The scheme of the two Chapters is totally different. While Chapter XV deals with the filing of complaints, examination of the complainant and the witnesses and taking of cognizance on the basis thereof with or without investigation and inquiry, Chapter XIX Part B deals with trial of warrant cases instituted otherwise than on a police report.
The trial of an accused under Chapter XIX and the evidence relevant to the same has no nexus proximate or otherwise with the evidence adduced at the initial stage where the Magistrate records depositions and examines the evidence for purposes of deciding whether a case for proceeding further has been made out.
All that may be said is that evidence that was adduced before a Magistrate at the stage of taking cognizance and summoning of the accused may often be the same as is adduced before the Court once the accused appears pursuant to the summons. There is, however, a qualitative difference between the approach that the Court adopts and the evidence adduced at the stage of taking cognizance and summoning the accused and that recorded at the trial.
The difference lies in the fact that while the former is a process that is conducted in the absence of the accused, the latter is undertaken in his presence with an opportunity to him to cross-examine the witnesses produced by the prosecution.
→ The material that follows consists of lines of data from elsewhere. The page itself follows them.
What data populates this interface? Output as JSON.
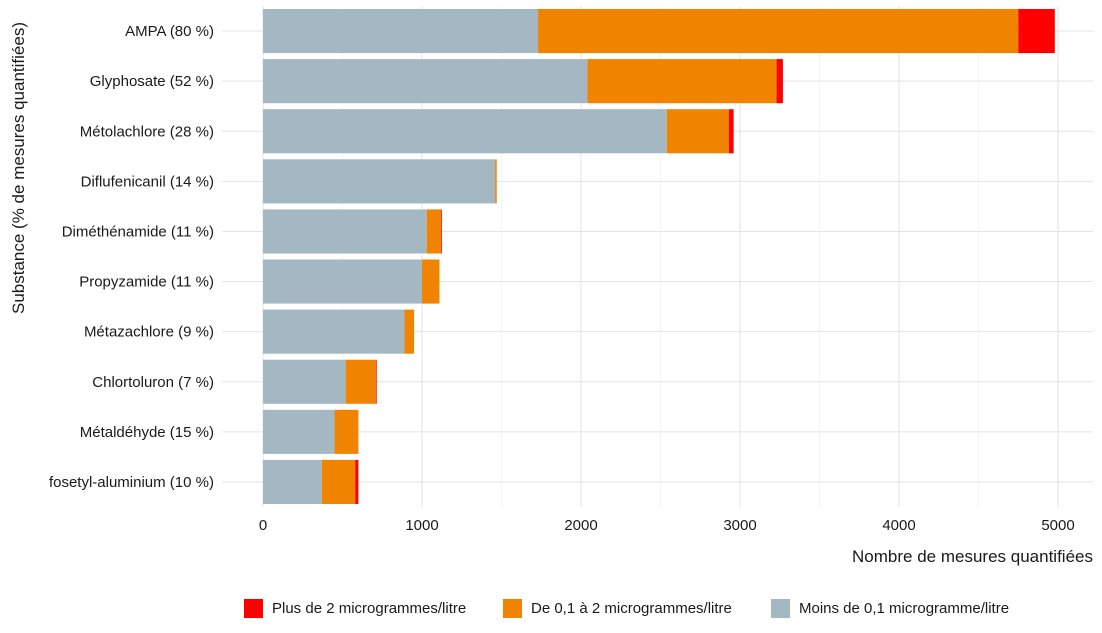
{
  "chart_data": {
    "type": "bar",
    "orientation": "horizontal",
    "stacked": true,
    "title": "",
    "xlabel": "Nombre de mesures quantifiées",
    "ylabel": "Substance (% de mesures quantifiées)",
    "xlim": [
      0,
      5200
    ],
    "x_ticks": [
      "0",
      "1000",
      "2000",
      "3000",
      "4000",
      "5000"
    ],
    "grid": true,
    "legend_position": "bottom",
    "categories": [
      "AMPA (80 %)",
      "Glyphosate (52 %)",
      "Métolachlore (28 %)",
      "Diflufenicanil (14 %)",
      "Diméthénamide (11 %)",
      "Propyzamide (11 %)",
      "Métazachlore (9 %)",
      "Chlortoluron (7 %)",
      "Métaldéhyde (15 %)",
      "fosetyl-aluminium (10 %)"
    ],
    "series": [
      {
        "name": "Moins de 0,1 microgramme/litre",
        "color": "#a3b8c2",
        "values": [
          1730,
          2040,
          2540,
          1460,
          1030,
          1000,
          890,
          520,
          450,
          370
        ]
      },
      {
        "name": "De 0,1 à 2 microgrammes/litre",
        "color": "#f08300",
        "values": [
          3020,
          1190,
          390,
          10,
          90,
          110,
          60,
          190,
          150,
          210
        ]
      },
      {
        "name": "Plus de 2 microgrammes/litre",
        "color": "#ff0000",
        "values": [
          230,
          40,
          30,
          0,
          5,
          0,
          0,
          5,
          0,
          20
        ]
      }
    ],
    "legend_order": [
      "Plus de 2 microgrammes/litre",
      "De 0,1 à 2 microgrammes/litre",
      "Moins de 0,1 microgramme/litre"
    ]
  }
}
The whole object underlying recording of evidence under Section 244 after the accused has appeared is to ensure that not only does the accused have the opportunity to hear the evidence adduced against him, but also to defend himself by cross-examining the witnesses with a view to showing that the witness is either unreliable or that a statement made by him does not have any evidentiary value or that it does not incriminate him.
Section 245 of the Code, as noticed earlier, empowers the Magistrate to discharge the accused if, upon taking of all the evidence referred to in Section 244, he considers that no case against the accused has been made out which may warrant his conviction.
Whether or not a case is made out against him, can be decided only when the accused is allowed to cross- examine the witnesses for otherwise he may not be in a position to demonstrate that no case is made out against him and thereby claim a discharge under Section 245 of the Code.
It is elementary that the ultimate quest in any judicial determination is to arrive at the truth, which is not possible unless the deposition of witnesses goes through the fire of cross-examination. In a criminal case, using a statement of a witness at the trial, without affording to the accused an opportunity to cross-examine, is tantamount to condemning him unheard.
Life and liberty of an individual recognised as the most valuable rights cannot be jeopardised leave alone taken away without conceding to the accused the right to question those deposing against him from the witness box.